Der Rhythmus, mit den die häufig von Kopfschmerzen und Übelkeit begeleiteten Fieberschübe auftreten – alle zwei Tage, alle drei Tage oder unregelmäßig –, verrät, mit welcher von vier häufigen Plasmodium-Arten ein Erkrankter infiziert ist. Als am weitesten verbreitet gilt die Infektion mit Plasmodium vivax, die aber selten tödlich endet. Plasmodium falciparum, der gefährlichste Erreger, verursacht die in dreißig Prozent der Fälle tödlich verlaufende Malaria tropica. Da der Parasit die Oberflächenbeschaffenheit der roten Blutkörpchen verändert, verstopfen die Kapillaren, sodass nachgeschaltete Gebiete schlechter mit Sauerstoff versorgt werden und ein Koma beim Infizierten hervorgerufen werden kann. Diagnostizieren lässt sich der Befall im Blutausstrich anhand der Einschlüsse der Zellparsiten in Erythrozyten.

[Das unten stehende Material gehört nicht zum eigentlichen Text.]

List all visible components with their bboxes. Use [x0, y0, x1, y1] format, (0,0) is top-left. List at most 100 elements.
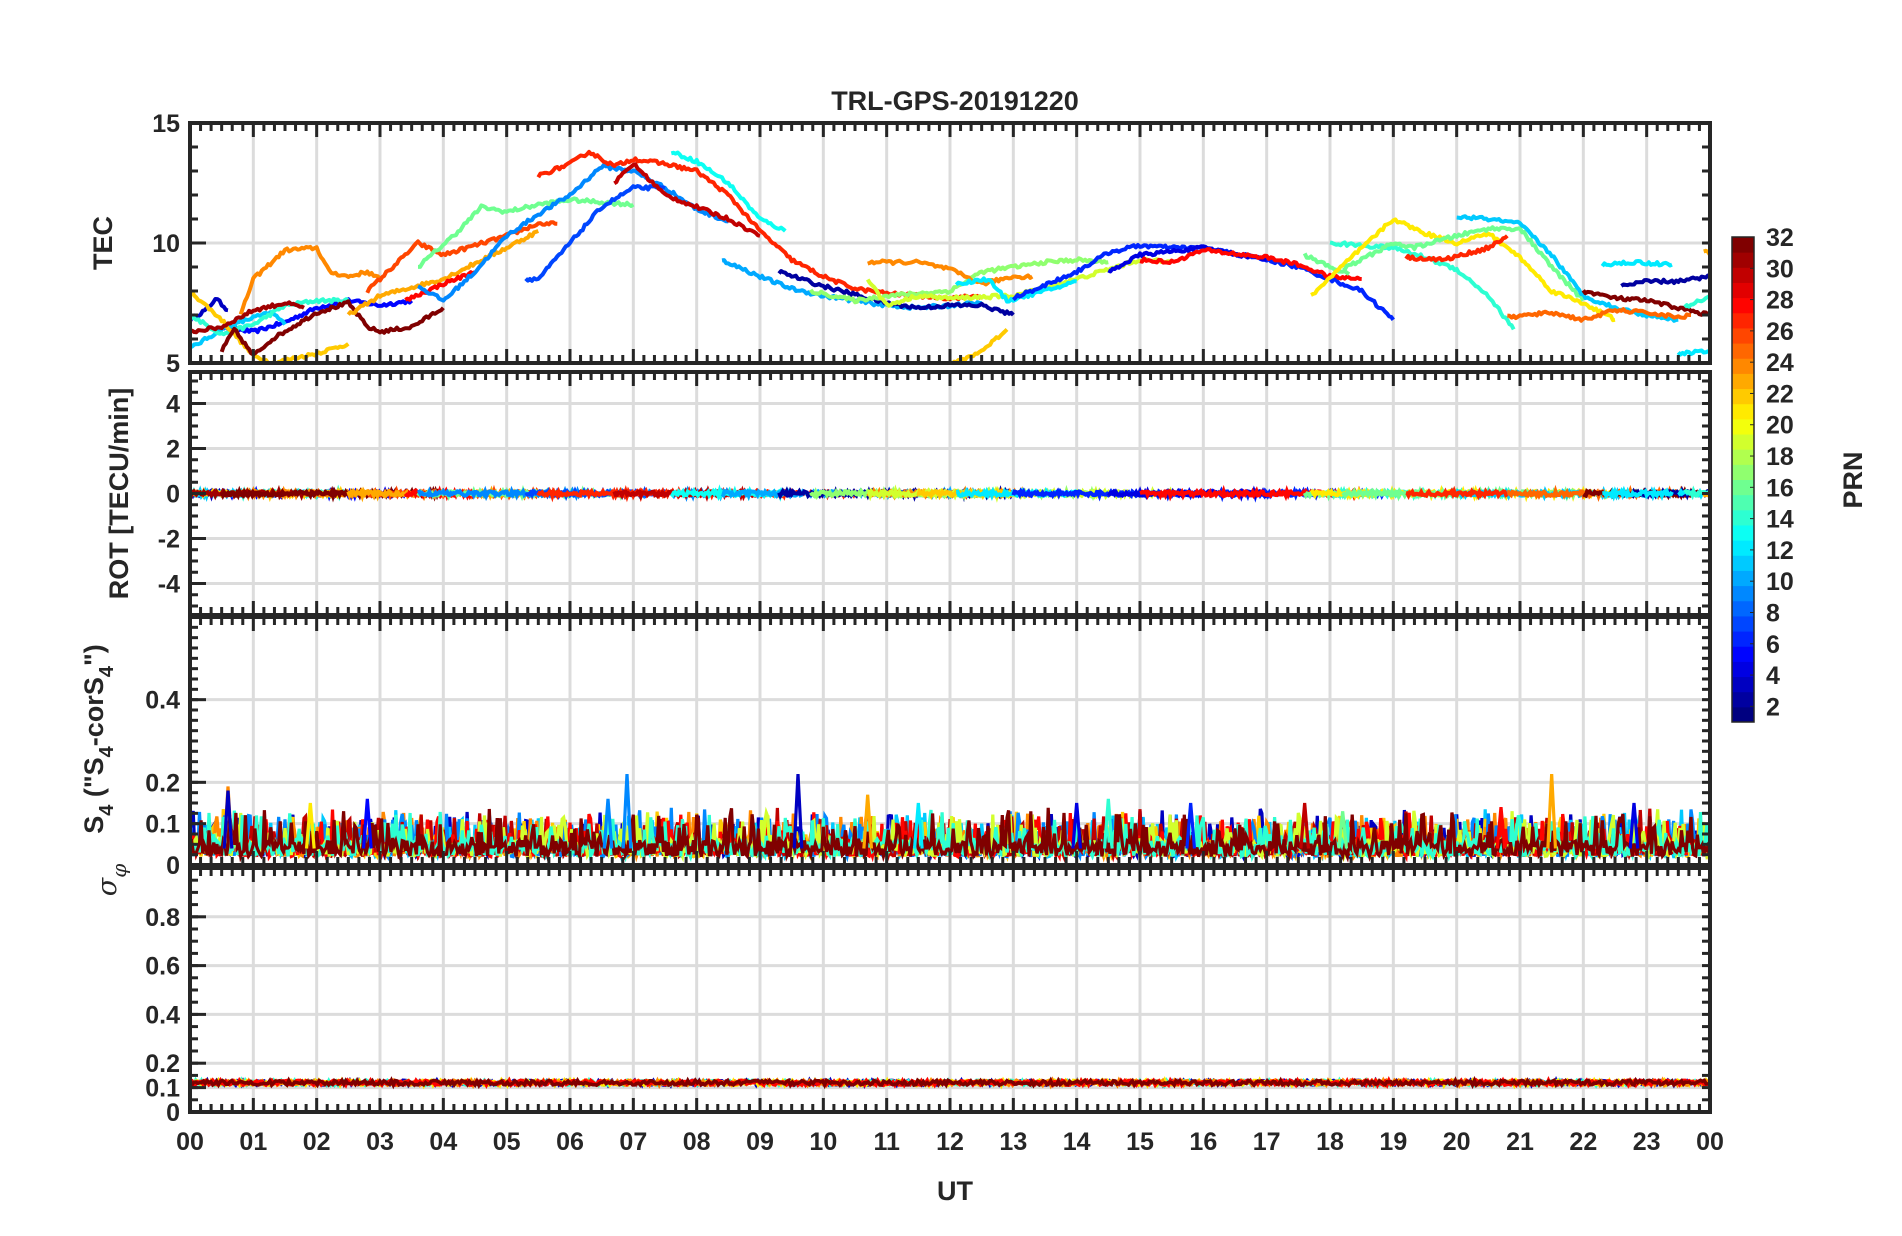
- colorbar-band: [1732, 676, 1754, 693]
- colorbar-band: [1732, 237, 1754, 253]
- colorbar-tick-label: 18: [1766, 443, 1794, 471]
- colorbar-tick-label: 16: [1766, 474, 1794, 502]
- x-tick-label: 12: [936, 1128, 964, 1156]
- s4-peak-prn-30: [1299, 802, 1311, 849]
- x-tick-label: 23: [1633, 1128, 1661, 1156]
- panel-tec: 5 10 15 TEC: [88, 110, 1712, 378]
- y-tick-label: 0.8: [145, 904, 180, 932]
- colorbar-band: [1732, 585, 1754, 602]
- colorbar-band: [1732, 282, 1754, 299]
- x-tick-label: 05: [493, 1128, 521, 1156]
- y-tick-label: 0.4: [145, 1001, 180, 1029]
- colorbar-band: [1732, 615, 1754, 632]
- colorbar-band: [1732, 449, 1754, 465]
- y-tick-label: 10: [152, 230, 180, 258]
- tec-track-prn-28: [1139, 247, 1362, 281]
- tec-track-prn-16: [1342, 225, 1586, 302]
- tec-track-prn-14: [1683, 294, 1710, 309]
- colorbar-tick-label: 30: [1766, 255, 1794, 283]
- tec-track-prn-16: [418, 196, 635, 269]
- y-tick-label: 0.6: [145, 953, 180, 981]
- tec-track-prn-28: [404, 270, 477, 302]
- colorbar-band: [1732, 267, 1754, 283]
- colorbar-tick-label: 26: [1766, 318, 1794, 346]
- tec-track-prn-22: [918, 327, 1009, 363]
- colorbar-tick-label: 14: [1766, 506, 1794, 534]
- tec-track-prn-25: [1507, 307, 1691, 323]
- colorbar-band: [1732, 403, 1754, 420]
- x-tick-label: 07: [619, 1128, 647, 1156]
- colorbar-band: [1732, 327, 1754, 344]
- x-tick-label: 04: [429, 1128, 457, 1156]
- colorbar-band: [1732, 479, 1754, 496]
- colorbar-band: [1732, 691, 1754, 708]
- colorbar-tick-label: 24: [1766, 349, 1794, 377]
- panel-rot: -4 -2 0 2 4 ROT [TECU/min]: [104, 370, 1712, 617]
- s4-peak-prn-3: [222, 790, 234, 849]
- s4-peak-prn-4: [1628, 802, 1640, 849]
- colorbar-band: [1732, 509, 1754, 526]
- rot-track-prn-12: [1602, 485, 1674, 502]
- label-part: -corS: [79, 677, 109, 746]
- tec-track-prn-12: [1600, 259, 1673, 268]
- colorbar-band: [1732, 600, 1754, 617]
- y-tick-label: 0.1: [145, 811, 180, 839]
- s4-peak-prn-23: [1546, 773, 1558, 849]
- colorbar-band: [1732, 358, 1754, 374]
- x-tick-label: 19: [1379, 1128, 1407, 1156]
- x-tick-label: 15: [1126, 1128, 1154, 1156]
- y-tick-label: 0.2: [145, 1050, 180, 1078]
- colorbar-tick-label: 22: [1766, 380, 1794, 408]
- y-tick-label: -2: [158, 526, 180, 554]
- x-tick-label: 08: [683, 1128, 711, 1156]
- colorbar-tick-label: 6: [1766, 631, 1780, 659]
- tec-track-prn-32: [1581, 289, 1710, 317]
- s4-peak-prn-14: [1102, 798, 1114, 849]
- colorbar-band: [1732, 494, 1754, 511]
- s4-peak-prn-9: [602, 798, 614, 849]
- x-tick-label: 10: [809, 1128, 837, 1156]
- rot-track-prn-27: [1405, 485, 1509, 501]
- x-tick-label: 00: [176, 1128, 204, 1156]
- tec-track-prn-9: [417, 162, 729, 303]
- data-layer: [190, 149, 1710, 363]
- colorbar-band: [1732, 464, 1754, 480]
- tec-track-prn-23: [346, 229, 540, 316]
- x-axis-label: UT: [937, 1176, 973, 1206]
- tec-track-prn-11: [1456, 214, 1679, 323]
- y-tick-label: 0.2: [145, 769, 180, 797]
- x-tick-label: 02: [303, 1128, 331, 1156]
- colorbar-tick-label: 28: [1766, 287, 1794, 315]
- y-tick-label: 2: [166, 436, 180, 464]
- y-tick-label: 0: [166, 852, 180, 880]
- colorbar-band: [1732, 555, 1754, 571]
- y-tick-label: 4: [166, 391, 180, 419]
- tec-track-prn-32: [219, 299, 445, 357]
- y-axis-label-rot: ROT [TECU/min]: [104, 388, 134, 599]
- subscript: 4: [96, 804, 118, 816]
- colorbar-band: [1732, 706, 1754, 723]
- s4-peak-prn-21: [304, 802, 316, 849]
- label-part: σ: [92, 876, 123, 896]
- data-layer: [190, 484, 1710, 503]
- colorbar-band: [1732, 631, 1754, 647]
- tec-track-prn-5: [221, 297, 414, 335]
- colorbar-band: [1732, 661, 1754, 678]
- s4-peak-prn-12: [912, 802, 924, 849]
- s4-peak-prn-16: [1337, 811, 1349, 849]
- tec-track-prn-17: [809, 256, 1109, 305]
- colorbar-band: [1732, 343, 1754, 359]
- s4-peak-prn-4: [1071, 802, 1083, 849]
- x-tick-labels: 00 01 02 03 04 05 06 07 08 09 10 11 12 13 14 15 16 17 18 19…: [176, 1128, 1724, 1156]
- tec-track-prn-13: [670, 150, 787, 233]
- subscript: 4: [96, 745, 118, 757]
- subscript: 4: [96, 665, 118, 677]
- tec-track-prn-27: [1404, 234, 1509, 263]
- s4-peak-prn-3: [792, 773, 804, 849]
- panel-s4: 00.10.20.4S4 ("S4-corS4"): [79, 615, 1712, 880]
- tec-track-prn-26: [365, 220, 558, 294]
- tec-track-prn-7: [524, 184, 666, 283]
- subscript: φ: [107, 864, 131, 878]
- x-tick-label: 16: [1189, 1128, 1217, 1156]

Bei einer rechtzeitig erkannten und behandelten Infektion ist meist eine vollständige Heilung möglich. Es gibt zahlreiche Medikamente – Chinin, Chloroquin, Primaquin, Artemether sind nur einige davon – doch der Parasit, besonders P. falciparum, bildet rasch resistente Formen, weshalb verschiedene Arzneimittel miteinander kombiniert werden müssen. Für die Menschen in den Epidemiegebieten bleiben die effektivsten Wirkstoffe aber oft unerschwinglich. Darüber hinaus ist eine vorbeugende Impfung noch nicht in Sicht. Daher versucht die WHO die Ausbreitung der Überträgermücke Anopheles einzudämmen und verteilt zum passiven Schutz der Bevölkerung Millionen von mit Insektiziden imprägnierten Moskitonetzen.

Für die Zukunft erweitert womöglich die Kenntnis des seit 2002 vollständig entzifferten Genoms von P. falciparum die Chancen, dauerhaft wirksame Medikamente und Impstoffe entwerfen.